Influence. In Orwell's year, 1984, Robert Cialdini mashed business and psychology to create every marketer's playbook. Cialdini has just augmented his classic with a new book, Pre-Suasion. You might read this book, too.

Maximarketing. Stan Rapp and Tom Collins ushered in the age of personalization in 1986. The technology has changed, but the principles they cite haven't. When Maximarketing was published, David Ogilvy said, “Everyone in advertising must read this book.”

New Rules of Marketing and PR. David Meerman Scott blundered onto a path for marketing his employer's products and turned his journey into a 2007 book. Marketing hasn't been the same since. Scott didn't invent content marketing, but he was the first marketer to recognize its primacy. "Put out great content, and you’re great," he said. "Put out crappy, and you’re crappy."

NOTE: I have encountered a sixth ground-breaker that belongs on the list, Experiential Marketing

Saturday, October 29, 2016

At the Zoo

Are mammoth trade shows dropping like flies?

That's what AmEx predicts in its new 84-page report, 2017 Global Meetings and Events Forecast.


Companies' event marketing spend won't change next year, but where that money's spent will, according to the report.


Event marketers' spend will increase by 1% in 2017, while their participation in big North American trade shows will decrease by 20% (the average event marketer will participate in 8 of those shows next year, down from 10).


Event marketers will spend the money they would have spent on those big events on small, content-rich ones, instead.


Presaging next year's downturn, four flagship shows recently shuttered: ASAE's Springtime, CTIA's Super Mobility Week, FMI's Connect, and NCTA's INTX.


Which big fossils will be next to sing a swan song?

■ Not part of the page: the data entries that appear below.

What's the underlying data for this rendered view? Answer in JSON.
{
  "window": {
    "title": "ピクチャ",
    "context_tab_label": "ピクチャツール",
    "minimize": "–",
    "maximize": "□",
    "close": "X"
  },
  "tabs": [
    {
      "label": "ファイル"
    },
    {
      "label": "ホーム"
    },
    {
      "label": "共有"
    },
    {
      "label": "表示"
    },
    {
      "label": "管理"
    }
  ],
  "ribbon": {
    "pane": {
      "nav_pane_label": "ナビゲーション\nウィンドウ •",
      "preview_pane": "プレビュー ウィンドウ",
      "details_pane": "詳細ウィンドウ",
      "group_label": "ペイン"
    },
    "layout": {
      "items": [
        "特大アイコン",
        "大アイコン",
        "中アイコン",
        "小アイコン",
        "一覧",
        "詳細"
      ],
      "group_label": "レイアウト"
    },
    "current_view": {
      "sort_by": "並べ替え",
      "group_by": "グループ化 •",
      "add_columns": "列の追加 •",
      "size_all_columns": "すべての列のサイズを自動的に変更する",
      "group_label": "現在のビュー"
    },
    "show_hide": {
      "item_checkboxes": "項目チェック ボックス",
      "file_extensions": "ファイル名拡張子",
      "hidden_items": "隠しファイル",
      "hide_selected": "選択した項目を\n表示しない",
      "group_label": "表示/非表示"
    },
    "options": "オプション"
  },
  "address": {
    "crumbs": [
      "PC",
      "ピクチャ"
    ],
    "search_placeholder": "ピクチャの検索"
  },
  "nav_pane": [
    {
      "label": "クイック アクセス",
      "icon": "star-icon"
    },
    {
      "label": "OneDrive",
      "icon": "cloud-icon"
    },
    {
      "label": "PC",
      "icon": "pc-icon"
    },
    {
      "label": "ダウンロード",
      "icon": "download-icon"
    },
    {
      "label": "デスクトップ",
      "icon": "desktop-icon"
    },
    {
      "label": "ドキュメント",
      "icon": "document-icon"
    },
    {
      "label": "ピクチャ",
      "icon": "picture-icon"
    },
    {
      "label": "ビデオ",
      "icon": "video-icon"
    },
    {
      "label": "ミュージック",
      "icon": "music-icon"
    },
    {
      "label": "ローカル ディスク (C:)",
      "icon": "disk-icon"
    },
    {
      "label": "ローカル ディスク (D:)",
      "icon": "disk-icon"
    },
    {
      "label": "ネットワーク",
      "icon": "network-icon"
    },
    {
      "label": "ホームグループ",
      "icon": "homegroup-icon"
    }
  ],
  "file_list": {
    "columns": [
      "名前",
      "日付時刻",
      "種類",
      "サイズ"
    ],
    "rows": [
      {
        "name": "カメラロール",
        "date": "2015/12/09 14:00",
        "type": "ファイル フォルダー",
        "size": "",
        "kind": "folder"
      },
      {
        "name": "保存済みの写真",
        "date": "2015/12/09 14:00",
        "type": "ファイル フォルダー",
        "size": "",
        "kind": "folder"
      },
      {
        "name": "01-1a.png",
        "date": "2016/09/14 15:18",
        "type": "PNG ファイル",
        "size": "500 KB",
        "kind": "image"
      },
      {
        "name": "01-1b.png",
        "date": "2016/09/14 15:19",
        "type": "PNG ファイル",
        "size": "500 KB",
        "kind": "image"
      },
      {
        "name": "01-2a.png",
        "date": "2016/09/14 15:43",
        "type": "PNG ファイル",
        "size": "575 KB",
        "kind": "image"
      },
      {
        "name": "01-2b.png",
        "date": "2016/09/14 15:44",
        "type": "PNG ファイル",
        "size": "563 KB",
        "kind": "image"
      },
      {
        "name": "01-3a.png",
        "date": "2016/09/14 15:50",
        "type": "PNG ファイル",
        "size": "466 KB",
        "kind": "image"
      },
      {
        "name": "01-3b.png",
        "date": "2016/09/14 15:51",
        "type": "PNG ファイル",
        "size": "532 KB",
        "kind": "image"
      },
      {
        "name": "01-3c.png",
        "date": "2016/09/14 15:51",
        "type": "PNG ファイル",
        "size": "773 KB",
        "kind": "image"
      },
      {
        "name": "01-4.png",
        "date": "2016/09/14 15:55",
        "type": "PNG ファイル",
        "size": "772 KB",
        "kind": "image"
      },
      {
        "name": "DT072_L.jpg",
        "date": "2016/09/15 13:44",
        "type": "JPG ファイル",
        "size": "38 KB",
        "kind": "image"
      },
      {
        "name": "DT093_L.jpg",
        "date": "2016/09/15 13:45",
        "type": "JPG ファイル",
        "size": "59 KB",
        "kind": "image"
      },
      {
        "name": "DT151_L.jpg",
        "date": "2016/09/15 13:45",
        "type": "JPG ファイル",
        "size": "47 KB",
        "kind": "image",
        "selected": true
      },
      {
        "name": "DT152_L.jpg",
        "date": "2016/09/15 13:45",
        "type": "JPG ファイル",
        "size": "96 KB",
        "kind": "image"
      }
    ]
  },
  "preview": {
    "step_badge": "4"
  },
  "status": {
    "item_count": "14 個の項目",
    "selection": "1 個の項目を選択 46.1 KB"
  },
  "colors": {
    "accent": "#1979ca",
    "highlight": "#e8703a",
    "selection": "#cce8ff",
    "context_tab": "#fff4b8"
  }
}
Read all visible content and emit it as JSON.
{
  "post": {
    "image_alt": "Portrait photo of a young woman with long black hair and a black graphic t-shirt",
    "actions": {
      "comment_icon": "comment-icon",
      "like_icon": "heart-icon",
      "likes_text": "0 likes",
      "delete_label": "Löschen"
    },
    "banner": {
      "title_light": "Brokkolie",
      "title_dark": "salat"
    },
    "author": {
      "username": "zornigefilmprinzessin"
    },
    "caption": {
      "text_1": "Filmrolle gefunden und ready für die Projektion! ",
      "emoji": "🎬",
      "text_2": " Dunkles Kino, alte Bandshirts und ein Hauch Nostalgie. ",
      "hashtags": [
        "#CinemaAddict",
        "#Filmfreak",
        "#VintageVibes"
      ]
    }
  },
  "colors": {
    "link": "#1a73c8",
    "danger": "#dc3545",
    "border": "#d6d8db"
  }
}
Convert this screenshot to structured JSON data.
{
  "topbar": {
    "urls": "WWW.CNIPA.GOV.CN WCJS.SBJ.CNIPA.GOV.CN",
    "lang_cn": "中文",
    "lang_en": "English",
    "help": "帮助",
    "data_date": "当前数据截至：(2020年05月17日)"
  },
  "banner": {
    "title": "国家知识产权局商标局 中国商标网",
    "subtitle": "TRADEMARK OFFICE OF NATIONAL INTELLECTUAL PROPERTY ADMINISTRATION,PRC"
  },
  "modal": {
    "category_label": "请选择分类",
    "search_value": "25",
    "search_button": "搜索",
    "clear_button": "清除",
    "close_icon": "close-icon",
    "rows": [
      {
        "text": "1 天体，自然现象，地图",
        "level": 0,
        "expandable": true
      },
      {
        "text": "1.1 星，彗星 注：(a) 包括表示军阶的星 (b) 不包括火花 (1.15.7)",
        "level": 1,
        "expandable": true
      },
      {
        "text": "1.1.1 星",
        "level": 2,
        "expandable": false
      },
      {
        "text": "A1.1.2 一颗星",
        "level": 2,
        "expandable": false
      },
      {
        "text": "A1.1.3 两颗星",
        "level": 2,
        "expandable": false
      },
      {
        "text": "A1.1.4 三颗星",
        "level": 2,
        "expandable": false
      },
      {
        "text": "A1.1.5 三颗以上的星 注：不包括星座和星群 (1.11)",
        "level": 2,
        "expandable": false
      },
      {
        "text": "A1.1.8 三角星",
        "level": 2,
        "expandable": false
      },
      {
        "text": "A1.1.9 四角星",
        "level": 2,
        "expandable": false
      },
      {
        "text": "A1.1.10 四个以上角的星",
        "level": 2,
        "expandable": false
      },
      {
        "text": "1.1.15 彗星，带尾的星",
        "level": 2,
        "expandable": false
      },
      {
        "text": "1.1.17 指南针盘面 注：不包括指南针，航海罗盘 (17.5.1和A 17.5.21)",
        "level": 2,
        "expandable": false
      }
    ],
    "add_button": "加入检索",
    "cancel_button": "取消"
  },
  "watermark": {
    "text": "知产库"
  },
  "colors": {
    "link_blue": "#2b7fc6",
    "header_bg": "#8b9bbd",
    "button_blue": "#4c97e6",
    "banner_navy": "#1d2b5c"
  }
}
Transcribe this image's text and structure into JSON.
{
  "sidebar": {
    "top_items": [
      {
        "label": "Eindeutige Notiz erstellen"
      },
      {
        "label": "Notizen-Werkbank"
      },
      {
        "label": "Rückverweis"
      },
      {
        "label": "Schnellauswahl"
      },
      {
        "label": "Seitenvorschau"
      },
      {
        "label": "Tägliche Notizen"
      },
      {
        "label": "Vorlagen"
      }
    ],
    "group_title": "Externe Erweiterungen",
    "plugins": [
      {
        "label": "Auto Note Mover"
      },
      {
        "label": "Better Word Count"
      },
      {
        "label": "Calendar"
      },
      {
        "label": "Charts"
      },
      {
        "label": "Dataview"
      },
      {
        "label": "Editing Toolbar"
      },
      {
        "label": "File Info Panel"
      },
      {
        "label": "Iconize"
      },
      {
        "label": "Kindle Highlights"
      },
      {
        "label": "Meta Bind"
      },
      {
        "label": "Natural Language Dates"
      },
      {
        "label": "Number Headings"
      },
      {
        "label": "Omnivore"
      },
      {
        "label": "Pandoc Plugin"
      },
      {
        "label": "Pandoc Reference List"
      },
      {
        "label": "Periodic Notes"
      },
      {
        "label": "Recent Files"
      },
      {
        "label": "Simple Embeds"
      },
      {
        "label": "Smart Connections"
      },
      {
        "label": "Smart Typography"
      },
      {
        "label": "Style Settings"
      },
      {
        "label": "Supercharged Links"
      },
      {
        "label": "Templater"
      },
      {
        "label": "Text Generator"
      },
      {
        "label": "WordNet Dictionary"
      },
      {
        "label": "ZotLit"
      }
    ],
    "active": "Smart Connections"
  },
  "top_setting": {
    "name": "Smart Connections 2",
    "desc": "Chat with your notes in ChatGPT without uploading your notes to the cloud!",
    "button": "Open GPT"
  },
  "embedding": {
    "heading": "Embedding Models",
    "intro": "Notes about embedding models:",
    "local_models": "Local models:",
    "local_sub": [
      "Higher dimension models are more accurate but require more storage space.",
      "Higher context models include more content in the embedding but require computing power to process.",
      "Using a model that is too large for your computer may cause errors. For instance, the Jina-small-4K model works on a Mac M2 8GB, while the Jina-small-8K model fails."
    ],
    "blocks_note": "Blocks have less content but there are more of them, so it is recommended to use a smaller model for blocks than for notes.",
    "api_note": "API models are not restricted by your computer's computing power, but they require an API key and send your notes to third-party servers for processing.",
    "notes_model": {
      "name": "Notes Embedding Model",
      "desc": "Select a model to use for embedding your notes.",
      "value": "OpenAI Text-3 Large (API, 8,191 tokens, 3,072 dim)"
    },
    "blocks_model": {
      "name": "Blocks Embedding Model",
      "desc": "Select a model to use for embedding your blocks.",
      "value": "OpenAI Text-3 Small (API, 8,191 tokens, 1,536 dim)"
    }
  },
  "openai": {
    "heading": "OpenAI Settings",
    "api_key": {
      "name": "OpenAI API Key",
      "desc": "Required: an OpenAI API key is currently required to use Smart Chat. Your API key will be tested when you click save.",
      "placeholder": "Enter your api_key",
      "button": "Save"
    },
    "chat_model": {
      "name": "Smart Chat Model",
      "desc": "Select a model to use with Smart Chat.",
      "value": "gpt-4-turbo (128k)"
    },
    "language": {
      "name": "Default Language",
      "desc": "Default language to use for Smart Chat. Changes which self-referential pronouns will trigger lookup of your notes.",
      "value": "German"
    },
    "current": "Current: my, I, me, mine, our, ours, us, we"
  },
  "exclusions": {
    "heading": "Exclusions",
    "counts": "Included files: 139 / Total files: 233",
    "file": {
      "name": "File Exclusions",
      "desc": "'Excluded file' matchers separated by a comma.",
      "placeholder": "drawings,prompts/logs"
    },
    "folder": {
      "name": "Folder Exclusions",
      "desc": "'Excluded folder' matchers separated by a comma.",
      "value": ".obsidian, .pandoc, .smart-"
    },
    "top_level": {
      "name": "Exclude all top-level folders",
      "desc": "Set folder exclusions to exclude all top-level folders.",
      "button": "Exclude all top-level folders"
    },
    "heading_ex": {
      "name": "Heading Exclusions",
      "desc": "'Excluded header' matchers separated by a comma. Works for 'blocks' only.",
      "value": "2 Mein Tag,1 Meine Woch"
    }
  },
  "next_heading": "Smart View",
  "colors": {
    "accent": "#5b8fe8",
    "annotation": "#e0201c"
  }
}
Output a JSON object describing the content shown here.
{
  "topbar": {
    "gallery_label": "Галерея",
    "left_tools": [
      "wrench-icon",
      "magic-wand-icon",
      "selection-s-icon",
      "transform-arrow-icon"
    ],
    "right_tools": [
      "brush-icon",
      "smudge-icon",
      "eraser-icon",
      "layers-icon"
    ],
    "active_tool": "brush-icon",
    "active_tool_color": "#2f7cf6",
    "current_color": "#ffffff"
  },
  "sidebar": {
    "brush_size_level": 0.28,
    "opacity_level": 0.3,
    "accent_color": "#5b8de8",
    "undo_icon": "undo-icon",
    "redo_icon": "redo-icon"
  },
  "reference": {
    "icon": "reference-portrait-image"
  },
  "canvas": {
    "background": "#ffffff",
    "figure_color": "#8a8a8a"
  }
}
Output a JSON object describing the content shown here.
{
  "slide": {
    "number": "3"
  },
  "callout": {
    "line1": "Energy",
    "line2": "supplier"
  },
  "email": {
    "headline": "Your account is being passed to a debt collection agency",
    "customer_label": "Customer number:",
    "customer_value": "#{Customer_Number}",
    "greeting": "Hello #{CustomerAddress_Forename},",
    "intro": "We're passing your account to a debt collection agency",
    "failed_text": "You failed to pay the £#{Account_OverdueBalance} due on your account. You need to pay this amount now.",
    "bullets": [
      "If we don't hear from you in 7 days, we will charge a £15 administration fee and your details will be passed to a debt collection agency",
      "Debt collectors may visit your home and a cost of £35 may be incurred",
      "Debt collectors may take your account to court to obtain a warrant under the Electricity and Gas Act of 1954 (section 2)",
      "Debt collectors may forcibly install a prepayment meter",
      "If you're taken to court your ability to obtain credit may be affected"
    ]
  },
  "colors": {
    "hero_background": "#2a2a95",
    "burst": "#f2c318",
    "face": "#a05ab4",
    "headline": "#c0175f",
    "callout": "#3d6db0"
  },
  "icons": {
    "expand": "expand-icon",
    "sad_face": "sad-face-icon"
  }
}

Event-industry journalist Michael Hart recently observed that, right now, tortoise-like associations are exceedingly vulnerable to their hare-like counterparts, the for-profit organizers, as more money chases fewer events.


While associations dither, "Nimble players can swoop in and launch a competing 'pop-up,' worrying little about legacy issues and more about profits," Hart wrote.


It's time for associations to give up the ostrich-act and take the bull by the horns. There's simply no time to monkey around.


Learn to ape your for-profit competitors!


Friday, October 28, 2016

E-mail: The Marketer's Trump Card


While e-mail marketers wish everyone had OCECD (Obsessive-Compulsive Email Checking Disorder), consumers indeed check their emails avidly, according to a new study by Mapp Digital.

Nearly all consumers (98%) check emails 3 times a day, the study shows; and over one-fourth (28%) check them 4 to 10 times.

That activity makes e-mail the marketer's trump card—particularly with Millennials—says Mapp Digital's CEO.

"The survey results suggest that this group of consumers are engaging with fewer brands on a more intimate level," says Mike Biwer.

"Millennials and Gen Y are strong audiences for email marketers, but now more than ever, the email marketing experience needs to cater to what they want and how they want it."

The study also shows smartphones are a driving force.

Eight of 10 Millennials (83%) check their emails on smartphones; and 7 of 10 consumers in every age group do so.